Catatan Prosedur Invasif risiko tinggi harus segera dibuat dan dicatat dalam rekam
medis sebelum pemindahan pasien ke tahap perawatan selanjutnya, meliputi :
Kelengkapan catatan prosedur invasive :
a. Informasi identifikasi Pasien
b. Apakah sedasi/ analgesia atau anestesi local yang digunakan
c. Nama tenaga kesehatan
d. Prosedur yang dilakukan
e. Deskripsi masing-masing prosedur
f.
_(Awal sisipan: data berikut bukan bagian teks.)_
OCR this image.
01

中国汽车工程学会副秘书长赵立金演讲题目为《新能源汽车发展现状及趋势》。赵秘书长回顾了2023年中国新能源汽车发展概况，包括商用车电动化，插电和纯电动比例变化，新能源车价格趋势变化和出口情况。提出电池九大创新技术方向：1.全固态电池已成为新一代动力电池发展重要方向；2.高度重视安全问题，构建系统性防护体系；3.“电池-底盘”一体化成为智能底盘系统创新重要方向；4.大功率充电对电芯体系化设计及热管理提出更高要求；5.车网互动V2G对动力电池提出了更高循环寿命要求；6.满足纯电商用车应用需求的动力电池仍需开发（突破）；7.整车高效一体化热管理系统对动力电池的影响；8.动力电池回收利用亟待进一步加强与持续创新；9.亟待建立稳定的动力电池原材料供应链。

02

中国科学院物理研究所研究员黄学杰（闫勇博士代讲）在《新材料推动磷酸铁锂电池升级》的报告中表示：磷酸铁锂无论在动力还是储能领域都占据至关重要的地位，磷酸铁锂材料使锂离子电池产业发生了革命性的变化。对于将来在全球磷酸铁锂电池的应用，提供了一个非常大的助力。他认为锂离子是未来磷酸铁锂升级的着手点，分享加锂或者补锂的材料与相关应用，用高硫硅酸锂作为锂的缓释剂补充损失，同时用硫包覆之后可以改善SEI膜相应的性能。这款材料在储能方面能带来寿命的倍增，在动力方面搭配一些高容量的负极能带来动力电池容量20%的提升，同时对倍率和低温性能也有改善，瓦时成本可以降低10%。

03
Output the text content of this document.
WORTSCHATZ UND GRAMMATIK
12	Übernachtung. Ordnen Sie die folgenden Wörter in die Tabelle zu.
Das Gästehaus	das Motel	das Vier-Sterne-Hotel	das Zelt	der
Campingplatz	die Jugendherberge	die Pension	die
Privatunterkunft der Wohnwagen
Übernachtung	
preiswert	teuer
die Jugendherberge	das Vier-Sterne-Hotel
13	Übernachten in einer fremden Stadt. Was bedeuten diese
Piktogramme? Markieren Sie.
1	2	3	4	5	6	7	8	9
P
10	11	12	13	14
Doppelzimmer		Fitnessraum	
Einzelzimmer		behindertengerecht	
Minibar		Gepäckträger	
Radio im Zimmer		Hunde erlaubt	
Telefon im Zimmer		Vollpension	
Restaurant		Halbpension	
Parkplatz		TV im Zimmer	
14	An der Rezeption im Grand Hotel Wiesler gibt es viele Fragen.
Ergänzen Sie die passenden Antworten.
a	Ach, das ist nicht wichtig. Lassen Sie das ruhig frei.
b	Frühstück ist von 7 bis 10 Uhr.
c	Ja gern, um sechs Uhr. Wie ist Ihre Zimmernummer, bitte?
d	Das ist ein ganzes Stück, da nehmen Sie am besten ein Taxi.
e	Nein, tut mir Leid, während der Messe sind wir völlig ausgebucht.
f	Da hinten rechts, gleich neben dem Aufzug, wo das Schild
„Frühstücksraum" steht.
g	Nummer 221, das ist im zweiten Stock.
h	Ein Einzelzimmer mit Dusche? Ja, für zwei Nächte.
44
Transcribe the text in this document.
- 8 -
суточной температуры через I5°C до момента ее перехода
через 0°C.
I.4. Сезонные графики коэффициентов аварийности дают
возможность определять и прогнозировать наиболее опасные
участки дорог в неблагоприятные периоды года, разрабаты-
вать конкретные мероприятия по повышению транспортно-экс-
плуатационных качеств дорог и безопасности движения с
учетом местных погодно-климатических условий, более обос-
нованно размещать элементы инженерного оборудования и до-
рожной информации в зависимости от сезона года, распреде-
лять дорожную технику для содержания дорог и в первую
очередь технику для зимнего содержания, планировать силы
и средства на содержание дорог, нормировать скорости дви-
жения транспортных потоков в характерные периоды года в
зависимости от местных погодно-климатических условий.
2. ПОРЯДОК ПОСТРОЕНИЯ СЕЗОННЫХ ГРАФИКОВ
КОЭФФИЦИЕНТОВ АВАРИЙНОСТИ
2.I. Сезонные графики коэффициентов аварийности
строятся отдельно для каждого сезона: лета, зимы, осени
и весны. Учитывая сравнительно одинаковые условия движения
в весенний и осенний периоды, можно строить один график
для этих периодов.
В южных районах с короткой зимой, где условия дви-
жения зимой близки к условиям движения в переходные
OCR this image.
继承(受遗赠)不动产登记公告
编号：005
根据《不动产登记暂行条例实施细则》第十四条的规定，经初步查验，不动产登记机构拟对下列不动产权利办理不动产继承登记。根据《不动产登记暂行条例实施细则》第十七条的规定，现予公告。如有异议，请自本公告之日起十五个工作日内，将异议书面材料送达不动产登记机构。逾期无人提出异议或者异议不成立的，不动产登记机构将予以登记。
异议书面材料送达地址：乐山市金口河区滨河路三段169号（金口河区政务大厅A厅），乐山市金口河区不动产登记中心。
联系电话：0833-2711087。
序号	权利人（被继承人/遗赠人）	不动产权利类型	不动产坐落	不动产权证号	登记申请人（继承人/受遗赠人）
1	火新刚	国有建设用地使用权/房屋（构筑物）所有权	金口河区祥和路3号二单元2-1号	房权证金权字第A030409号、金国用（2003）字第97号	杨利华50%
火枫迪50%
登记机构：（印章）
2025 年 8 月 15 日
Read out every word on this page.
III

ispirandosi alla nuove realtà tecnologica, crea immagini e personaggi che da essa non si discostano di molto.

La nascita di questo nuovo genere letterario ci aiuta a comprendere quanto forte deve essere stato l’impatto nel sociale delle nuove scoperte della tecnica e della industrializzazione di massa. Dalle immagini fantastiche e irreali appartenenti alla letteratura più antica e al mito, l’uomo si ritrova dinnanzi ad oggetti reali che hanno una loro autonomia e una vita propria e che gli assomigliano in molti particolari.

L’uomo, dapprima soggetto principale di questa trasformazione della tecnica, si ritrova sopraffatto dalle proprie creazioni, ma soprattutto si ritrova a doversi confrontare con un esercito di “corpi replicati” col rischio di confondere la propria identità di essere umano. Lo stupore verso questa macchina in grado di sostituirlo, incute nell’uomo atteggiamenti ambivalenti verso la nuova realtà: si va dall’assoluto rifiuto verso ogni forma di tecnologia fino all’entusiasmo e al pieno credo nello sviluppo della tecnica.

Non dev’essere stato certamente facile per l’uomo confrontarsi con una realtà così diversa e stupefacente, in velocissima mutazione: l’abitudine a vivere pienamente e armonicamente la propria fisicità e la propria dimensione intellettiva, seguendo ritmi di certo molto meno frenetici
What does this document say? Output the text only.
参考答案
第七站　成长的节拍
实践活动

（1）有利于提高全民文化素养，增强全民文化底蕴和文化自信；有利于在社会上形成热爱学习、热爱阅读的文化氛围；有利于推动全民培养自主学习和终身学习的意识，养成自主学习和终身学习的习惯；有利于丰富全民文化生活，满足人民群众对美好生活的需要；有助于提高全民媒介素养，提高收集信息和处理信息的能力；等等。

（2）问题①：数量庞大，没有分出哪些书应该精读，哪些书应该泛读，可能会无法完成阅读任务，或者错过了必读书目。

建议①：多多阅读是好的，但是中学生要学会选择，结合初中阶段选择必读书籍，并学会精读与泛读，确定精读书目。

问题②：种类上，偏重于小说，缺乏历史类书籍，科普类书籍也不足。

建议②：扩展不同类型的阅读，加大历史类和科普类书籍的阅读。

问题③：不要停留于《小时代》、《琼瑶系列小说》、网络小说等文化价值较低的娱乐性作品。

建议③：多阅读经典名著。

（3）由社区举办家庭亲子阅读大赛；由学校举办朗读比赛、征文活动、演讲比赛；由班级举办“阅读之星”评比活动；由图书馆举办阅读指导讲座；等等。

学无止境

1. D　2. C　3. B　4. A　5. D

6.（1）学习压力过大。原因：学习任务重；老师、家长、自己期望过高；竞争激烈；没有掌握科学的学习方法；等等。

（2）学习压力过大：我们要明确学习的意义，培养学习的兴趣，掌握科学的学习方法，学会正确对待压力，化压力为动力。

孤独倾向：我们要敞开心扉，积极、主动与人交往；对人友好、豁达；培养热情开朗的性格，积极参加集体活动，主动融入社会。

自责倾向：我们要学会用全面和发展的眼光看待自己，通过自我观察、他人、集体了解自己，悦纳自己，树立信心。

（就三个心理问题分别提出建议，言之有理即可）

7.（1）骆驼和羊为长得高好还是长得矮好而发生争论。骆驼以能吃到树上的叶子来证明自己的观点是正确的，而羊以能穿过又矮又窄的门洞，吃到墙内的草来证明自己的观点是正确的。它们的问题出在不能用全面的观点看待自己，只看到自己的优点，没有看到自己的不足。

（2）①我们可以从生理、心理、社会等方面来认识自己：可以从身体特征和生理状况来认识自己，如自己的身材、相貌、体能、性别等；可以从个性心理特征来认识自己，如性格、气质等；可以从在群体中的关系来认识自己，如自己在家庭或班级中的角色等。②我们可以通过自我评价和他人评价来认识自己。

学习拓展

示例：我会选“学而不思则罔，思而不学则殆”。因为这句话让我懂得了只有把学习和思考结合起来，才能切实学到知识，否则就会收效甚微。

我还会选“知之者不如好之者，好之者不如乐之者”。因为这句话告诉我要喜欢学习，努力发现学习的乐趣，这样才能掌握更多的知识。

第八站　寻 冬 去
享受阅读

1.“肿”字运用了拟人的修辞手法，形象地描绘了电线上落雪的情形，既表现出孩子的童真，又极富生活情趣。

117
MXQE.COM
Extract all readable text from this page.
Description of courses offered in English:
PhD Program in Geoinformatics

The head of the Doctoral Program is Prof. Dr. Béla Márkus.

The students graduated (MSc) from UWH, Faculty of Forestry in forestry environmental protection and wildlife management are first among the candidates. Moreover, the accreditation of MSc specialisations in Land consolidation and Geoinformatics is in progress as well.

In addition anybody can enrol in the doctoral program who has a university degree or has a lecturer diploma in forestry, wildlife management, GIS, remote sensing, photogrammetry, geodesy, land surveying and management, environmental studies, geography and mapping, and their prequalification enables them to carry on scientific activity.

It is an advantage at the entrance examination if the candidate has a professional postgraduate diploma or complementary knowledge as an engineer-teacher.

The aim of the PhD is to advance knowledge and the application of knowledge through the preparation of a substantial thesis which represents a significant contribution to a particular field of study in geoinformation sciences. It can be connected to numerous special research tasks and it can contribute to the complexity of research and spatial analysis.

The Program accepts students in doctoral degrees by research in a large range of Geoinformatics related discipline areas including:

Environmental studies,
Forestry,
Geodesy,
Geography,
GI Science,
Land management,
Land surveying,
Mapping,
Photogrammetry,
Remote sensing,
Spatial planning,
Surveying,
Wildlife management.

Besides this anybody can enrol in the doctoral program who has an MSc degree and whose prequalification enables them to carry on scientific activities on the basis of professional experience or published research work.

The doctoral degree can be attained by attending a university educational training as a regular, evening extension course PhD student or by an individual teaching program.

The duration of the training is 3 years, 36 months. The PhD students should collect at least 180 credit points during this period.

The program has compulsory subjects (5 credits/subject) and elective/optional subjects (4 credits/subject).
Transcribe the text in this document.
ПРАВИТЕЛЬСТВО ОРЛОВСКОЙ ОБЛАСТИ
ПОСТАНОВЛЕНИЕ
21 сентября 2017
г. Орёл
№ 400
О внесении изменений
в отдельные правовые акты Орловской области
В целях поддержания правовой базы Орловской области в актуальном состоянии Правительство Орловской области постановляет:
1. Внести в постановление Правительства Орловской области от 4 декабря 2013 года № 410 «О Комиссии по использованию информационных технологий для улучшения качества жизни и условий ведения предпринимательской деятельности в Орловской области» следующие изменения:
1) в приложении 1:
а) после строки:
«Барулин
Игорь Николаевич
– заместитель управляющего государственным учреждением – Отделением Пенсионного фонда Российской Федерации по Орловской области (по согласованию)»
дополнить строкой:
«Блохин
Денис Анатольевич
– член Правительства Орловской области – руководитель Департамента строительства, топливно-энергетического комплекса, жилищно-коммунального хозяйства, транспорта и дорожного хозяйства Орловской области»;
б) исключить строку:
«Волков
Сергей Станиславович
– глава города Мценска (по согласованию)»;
Temuan
g. Spesimen yang dipindahkan dan atau disposisi spesimen (Jika ada)
h. Perkiraan kehilangan darah (Jika ada)
i. Diagnosis pre dan pasca prosedur
j. Komplikasi
k. Keadaan umum pasien
l. Pelaporan dilakukan oleh dokter yang melakukan prosedur
m. Tanggal dan waktu prosedur
11) Kriteria Pemulangan dan Pemindahan pasien dari Area Prosedur
a. Pemulangan pasien sesuai dengan Kriteria Skor Pemulihan Pasca Prosedur
b. Untuk pasien dengan sedasi mengikuti Kebijakan Sedasi/ Analgesi dalam
Prosedur (Kebijakan Mengenai Protokol Universal)

15
12) Edukasi Pasien Pasca Prosedur
Dilakukan oleh DPJP atau Dokter yang melakukan prosedur invasif serta dilakukan
pencatatan pada lembar edukasi pasien. Mencakup :
a. Instruksi khusus untuk follow-up
b. Informasi hasil dari prosedur/ temuan
c. Gejala atau tanda yang mengindikasikan komplikasi
d. Sumber-sumber yang bisa dihubungi bila terjadi keadaan emergensi

16
BAB IV
DOKUMENTASI

Formulir Check list Keselamatan Operasi yang telah diisi kemudian disimpan di kamar
operasi sebagai arsip. Check list ini tidak di dalam berkas rekam medis.
Dokumen yang terkait dengan daftar tilik Keselamatan Bedah adalah Catatan
Keperawatan Sesudah Operasi (form terlampir) dan Catatan Protokol Universal.